Cabinet 2, 10 octobre 2024 — 22/10020

Prononce le divorce pour altération définitive du lien conjugal Cour de cassation — Cabinet 2

Texte intégral

TRIBUNAL JUDICIAIRE DE NANTERRE

Cabinet 2

JUGEMENT PRONONCÉ LE 10 Octobre 2024

JUGE AUX AFFAIRES FAMILIALES

Cabinet 2

N° RG 22/10020 - N° Portalis DB3R-W-B7G-X7UK

N° MINUTE : 24/00150

AFFAIRE

[O] [V] épouse [X]

C/

[T] [A] [X]

DEMANDEUR

Madame [O] [V] épouse [X] Née 21 Septembre 1957 à SAINT-MANDÉ (94) 20 rue André Antoine 75018 PARIS

représentée par Me Elisabeth ROUSSET, avocat au barreau de HAUTS-DE-SEINE, vestiaire : PN 313

DÉFENDEUR

Monsieur [T] [A] [X] Né le 06 Mai 1952 à BAMAKO (MALI) 52 boulevard du Général Leclerc 92000 NANTERRE

défaillant

COMPOSITION DE LA JURIDICTION

Devant Madame Sylvie MONTEILLET, Juge aux affaires familiales assistée de Madame Ninon CLAIRE, Greffier

DEBATS

A l’audience du 19 Juin 2024 tenue en Chambre du Conseil.

JUGEMENT

Réputée contradictoire, prononcé publiquement par mise à disposition de cette décision au greffe, les parties en ayant été préalablement avisées dans les conditions prévues au deuxième alinéa de l’article 450 du code de procédure civile, et en premier ressort

FAITS ET PROCEDURE

Madame [O] [V] et Monsieur [T] [X] se sont mariés le 8 juillet 1978 devant l’officier de l’état civil de la mairie du 18ème arrondissement de Paris, sans avoir fait précéder leur union d’un contrat de mariage.

De cette union sont issus quatre enfants, désormais majeurs : -[S] [P] [X],né le 4 février 1980, -[W] [X], né le 28 mars 1981, -[R] [Y] [X], né le 29 septembre 1985 , -[K] [L] [X], née le 19 mai 1991.

Par assignation en date du 29 novembre 2022, remise au greffe le 12 mai 2023, Madame [V] a saisi le juge aux affaires familiales du tribunal judiciaire de Nanterre d’une demande en divorce sans en indiquer le fondement.

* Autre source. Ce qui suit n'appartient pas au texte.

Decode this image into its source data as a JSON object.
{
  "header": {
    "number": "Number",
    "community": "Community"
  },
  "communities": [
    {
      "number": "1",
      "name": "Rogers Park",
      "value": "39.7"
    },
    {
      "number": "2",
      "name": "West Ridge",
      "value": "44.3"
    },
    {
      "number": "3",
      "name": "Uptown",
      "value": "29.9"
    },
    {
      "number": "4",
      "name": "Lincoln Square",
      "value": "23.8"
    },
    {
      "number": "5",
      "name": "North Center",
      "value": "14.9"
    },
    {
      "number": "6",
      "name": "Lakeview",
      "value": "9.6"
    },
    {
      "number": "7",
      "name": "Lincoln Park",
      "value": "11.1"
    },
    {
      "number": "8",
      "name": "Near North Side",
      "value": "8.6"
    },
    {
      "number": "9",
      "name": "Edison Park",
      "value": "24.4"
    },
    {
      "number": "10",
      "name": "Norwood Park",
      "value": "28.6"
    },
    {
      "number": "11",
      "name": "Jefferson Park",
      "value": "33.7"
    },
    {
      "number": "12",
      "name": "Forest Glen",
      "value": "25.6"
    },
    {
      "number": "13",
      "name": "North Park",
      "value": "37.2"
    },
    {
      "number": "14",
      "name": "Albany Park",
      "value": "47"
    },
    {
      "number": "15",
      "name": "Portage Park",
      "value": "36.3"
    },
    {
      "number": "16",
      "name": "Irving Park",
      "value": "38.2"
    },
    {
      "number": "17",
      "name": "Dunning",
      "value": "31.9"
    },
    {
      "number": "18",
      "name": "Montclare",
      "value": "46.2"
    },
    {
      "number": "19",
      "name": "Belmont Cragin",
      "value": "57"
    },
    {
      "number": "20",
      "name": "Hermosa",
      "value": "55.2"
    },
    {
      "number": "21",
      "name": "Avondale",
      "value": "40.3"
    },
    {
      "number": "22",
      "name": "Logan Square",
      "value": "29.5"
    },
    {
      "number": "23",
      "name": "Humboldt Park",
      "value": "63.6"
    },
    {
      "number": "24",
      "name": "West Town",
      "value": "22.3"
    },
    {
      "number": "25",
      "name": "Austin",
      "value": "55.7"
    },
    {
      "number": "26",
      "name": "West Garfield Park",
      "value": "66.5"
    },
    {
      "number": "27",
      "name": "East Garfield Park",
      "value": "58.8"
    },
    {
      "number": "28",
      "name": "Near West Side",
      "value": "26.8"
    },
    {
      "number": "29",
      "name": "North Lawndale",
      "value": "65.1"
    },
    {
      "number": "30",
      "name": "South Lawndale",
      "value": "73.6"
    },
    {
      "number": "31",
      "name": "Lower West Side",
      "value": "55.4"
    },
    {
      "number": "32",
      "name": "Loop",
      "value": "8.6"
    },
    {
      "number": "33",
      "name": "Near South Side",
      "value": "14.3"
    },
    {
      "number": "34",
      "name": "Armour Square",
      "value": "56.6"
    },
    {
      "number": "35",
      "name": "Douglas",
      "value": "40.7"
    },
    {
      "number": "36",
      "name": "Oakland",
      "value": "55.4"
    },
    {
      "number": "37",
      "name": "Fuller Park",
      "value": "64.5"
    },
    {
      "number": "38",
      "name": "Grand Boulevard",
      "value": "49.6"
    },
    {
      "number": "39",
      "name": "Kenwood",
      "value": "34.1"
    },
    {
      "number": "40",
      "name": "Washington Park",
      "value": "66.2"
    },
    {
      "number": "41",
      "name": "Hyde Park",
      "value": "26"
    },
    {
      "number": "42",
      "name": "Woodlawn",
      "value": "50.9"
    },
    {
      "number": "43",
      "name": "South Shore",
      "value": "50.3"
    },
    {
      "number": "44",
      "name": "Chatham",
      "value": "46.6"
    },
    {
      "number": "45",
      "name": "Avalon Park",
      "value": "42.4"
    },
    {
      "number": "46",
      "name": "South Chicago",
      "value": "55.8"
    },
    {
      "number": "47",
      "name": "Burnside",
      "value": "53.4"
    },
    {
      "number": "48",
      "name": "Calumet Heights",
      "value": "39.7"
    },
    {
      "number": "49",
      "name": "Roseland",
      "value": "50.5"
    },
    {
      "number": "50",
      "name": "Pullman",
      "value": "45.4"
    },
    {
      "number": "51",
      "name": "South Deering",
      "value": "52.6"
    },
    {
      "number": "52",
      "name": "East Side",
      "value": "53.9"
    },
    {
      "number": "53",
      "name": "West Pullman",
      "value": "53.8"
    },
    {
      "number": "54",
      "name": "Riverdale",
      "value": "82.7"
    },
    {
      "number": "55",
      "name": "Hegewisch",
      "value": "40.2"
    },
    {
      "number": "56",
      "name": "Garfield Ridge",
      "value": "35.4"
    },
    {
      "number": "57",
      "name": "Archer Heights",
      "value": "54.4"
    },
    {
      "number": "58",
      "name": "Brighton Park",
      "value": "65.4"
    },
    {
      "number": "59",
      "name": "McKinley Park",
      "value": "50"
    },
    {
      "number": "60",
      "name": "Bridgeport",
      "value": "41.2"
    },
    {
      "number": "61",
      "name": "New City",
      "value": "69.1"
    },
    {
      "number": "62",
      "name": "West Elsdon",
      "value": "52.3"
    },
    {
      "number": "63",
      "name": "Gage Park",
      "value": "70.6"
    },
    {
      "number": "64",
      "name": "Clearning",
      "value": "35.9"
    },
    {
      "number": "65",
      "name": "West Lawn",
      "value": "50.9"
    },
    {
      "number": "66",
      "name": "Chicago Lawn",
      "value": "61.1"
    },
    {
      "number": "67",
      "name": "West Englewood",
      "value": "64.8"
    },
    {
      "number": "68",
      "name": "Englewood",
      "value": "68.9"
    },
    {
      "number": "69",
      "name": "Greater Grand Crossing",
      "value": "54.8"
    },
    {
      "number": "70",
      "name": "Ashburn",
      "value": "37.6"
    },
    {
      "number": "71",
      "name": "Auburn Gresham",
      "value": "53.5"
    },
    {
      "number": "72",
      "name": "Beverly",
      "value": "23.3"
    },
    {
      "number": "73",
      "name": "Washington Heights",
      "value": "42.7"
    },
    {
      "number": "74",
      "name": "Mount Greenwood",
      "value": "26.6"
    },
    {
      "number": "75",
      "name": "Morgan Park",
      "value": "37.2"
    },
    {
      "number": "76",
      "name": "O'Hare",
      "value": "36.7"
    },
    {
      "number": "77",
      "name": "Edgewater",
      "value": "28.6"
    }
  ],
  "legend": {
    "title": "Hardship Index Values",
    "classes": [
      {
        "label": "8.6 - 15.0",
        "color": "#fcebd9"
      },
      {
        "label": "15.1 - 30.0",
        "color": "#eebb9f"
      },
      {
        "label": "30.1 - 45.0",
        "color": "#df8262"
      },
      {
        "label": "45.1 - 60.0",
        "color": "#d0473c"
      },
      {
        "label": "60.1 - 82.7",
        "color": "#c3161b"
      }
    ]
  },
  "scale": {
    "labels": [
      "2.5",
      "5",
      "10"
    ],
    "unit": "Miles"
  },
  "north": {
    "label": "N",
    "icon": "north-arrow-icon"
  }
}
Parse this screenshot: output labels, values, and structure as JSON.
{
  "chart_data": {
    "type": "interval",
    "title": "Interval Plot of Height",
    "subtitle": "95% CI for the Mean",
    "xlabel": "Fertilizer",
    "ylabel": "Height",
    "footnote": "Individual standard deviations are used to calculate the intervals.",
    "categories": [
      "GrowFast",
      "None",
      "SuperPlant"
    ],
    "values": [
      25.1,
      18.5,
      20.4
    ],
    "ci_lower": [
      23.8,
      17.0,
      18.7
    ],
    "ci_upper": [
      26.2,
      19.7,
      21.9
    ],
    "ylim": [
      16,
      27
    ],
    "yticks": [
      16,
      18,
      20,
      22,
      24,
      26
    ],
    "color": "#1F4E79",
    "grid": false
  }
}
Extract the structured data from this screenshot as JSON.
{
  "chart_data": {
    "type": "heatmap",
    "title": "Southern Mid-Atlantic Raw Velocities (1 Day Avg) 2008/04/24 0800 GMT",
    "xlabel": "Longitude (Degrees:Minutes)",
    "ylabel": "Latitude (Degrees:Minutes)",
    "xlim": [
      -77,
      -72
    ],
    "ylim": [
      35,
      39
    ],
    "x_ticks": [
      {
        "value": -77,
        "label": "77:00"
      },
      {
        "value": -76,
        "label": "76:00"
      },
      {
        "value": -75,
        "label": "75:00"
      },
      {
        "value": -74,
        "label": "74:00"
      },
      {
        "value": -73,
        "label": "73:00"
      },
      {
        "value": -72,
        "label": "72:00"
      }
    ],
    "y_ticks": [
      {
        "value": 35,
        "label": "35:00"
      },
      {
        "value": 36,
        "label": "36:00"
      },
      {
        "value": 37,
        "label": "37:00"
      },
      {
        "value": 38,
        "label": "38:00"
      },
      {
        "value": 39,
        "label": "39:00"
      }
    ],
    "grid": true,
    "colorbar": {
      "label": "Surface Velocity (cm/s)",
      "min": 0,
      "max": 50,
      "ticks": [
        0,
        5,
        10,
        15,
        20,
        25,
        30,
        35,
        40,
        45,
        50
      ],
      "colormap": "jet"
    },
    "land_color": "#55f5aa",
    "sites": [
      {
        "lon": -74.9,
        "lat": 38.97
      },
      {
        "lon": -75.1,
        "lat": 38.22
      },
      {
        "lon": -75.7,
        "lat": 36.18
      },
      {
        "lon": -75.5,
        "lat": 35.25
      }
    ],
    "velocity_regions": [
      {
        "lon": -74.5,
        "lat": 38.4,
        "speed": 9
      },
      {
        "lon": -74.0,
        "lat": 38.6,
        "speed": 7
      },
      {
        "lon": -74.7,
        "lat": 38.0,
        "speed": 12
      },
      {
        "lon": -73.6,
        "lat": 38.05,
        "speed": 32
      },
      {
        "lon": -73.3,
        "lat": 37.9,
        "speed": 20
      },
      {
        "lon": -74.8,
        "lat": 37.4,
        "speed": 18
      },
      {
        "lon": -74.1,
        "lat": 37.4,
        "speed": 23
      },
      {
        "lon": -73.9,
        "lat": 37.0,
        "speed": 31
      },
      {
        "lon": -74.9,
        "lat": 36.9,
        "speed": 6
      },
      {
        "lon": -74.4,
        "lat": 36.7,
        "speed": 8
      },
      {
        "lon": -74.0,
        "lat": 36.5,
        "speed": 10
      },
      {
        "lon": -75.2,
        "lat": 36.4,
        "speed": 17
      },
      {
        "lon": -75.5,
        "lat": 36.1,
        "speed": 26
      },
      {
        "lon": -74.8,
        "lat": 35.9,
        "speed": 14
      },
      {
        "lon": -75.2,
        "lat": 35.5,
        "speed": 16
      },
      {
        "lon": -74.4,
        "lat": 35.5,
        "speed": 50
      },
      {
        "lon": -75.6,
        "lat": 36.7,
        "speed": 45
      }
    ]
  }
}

Madame [V], se référant à ses conclusions adressées par voie de RPVA au tribunal et signifiées à la partie adverse le 16 octobre 2023, demande au juge de : • Prononcer le divorce de Madame [O] [V] et de Monsieur [T] [A] [X] pour altération définitive du lien conjugal ; • Ordonner la mention du jugement à intervenir en marge de l’acte de mariage des époux et en marge de leurs actes de naissance, ainsi que de tout acte prévu par la loi ; • Juger qu’aucun époux ne conserve l’usage du nom de son conjoint à l’issue du divorce ; • Constater la révocation des avantages matrimoniaux consentis par l’un des époux envers l’autre; • Fixer la date des effets du divorce au 24 août 2022, date la cessation de la cohabitation et de la collaboration ; • Renvoyer les parties à procéder aux opérations de compte, liquidation et partage des intérêts pécuniaires et patrimoniaux des époux ; • Juger que les dépens de l’instance seront partagés par moitié.

Il sera renvoyé à ses dernières écritures pour un exposé plus détaillé de ses prétentions et moyens conformément à l’article 455 du code de procédure civile.

Monsieur [X] n’a pas constitué avocat en cours de procédure.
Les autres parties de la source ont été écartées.